Arizona Discusses New High-Interest Loan Option

arizona-senate

 

As of 2008 state legislation payday lending in Arizona is considered prohibited. However, new proposal has recently been discussed in the Senate and it is the one that suggests some sort of the high-interest credit variation to get back to the state.


Surely, the subject of instant payday loans has always been very tricky (across the entire state). In Arizona proponents of such high-interest loans have tried their luck some time now and failed due to various reasons; however, this year they seem to have been able to gain at least some share of success.

The proposal bears the name of “Consumer Access Line of Credit”, made by Sen. Debbie Lesko to House Bill 2496.

  • It presupposes the offering of a small cash loan option with a maximum APR of 164% and a maximum loan amount of $2,500.
  • This equals to 0.45% a day of interest for a short-term loan.
  • The amendment also suggests that all lenders should run a compulsory check of their perspective customers through a statewide database in order to make sure that the entire amount of a loan does not exceed $2,500.
  • Thus, credit history check will be required.
  • The loan term offered is one year.
  • Repayment plans and freezing of interest rates for struggling borrowers are also required.

The proposal has got a number of opponents as well as proponents.

Democrats call it predatory lenders coming back to Arizona,and they are also backed by Republicans as well.

The old argument is about the nature of online payday loans, as the initial prohibitive measures were meant to protect customers from getting into debt due to high interest rates. However, many people with bad credit history were left with basically no option for any emergency cash instead.

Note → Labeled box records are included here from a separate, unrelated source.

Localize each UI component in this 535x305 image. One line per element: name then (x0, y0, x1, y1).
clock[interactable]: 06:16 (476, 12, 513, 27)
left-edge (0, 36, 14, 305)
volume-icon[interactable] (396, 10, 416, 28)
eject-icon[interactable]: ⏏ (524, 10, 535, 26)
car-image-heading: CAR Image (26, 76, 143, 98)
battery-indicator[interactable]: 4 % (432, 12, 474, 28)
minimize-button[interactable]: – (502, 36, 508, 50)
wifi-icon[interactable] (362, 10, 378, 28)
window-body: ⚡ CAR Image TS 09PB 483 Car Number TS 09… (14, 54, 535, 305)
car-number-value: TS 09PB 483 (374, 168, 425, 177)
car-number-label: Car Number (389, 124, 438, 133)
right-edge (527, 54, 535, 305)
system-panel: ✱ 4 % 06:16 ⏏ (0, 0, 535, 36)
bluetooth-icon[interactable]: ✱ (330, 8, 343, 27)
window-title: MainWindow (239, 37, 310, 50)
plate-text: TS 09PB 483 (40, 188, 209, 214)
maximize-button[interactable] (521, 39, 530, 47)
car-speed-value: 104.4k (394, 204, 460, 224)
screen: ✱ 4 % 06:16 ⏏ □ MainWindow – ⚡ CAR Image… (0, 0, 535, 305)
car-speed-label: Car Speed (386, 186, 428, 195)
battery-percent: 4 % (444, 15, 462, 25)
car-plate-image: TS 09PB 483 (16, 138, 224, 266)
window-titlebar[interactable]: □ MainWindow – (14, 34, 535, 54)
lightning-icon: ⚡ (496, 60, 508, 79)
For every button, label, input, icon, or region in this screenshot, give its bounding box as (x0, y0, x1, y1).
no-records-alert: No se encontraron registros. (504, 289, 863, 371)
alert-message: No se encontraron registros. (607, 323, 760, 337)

In this respect the proposal lobbyists appeal to the fact that all borrowers should have the choice, the right and access to fast payday loans options with no regards to the state of their credit standing. They should also have an option to improve their credit by making timely payments.


Proponents see payday loans as a more attractive and also more beneficial offer for borrowers than car title and pawn shop loans.

Opponents, however, see it as a threat for low-income residents and they are willing to stand their point.


In 2008 payday loans were prohibited in the state as 60% of voters were against high-interest lending in the state. At the present moment the panel voted 6-4 and the proposal is going for consideration to the full Senate. So, we’ll see.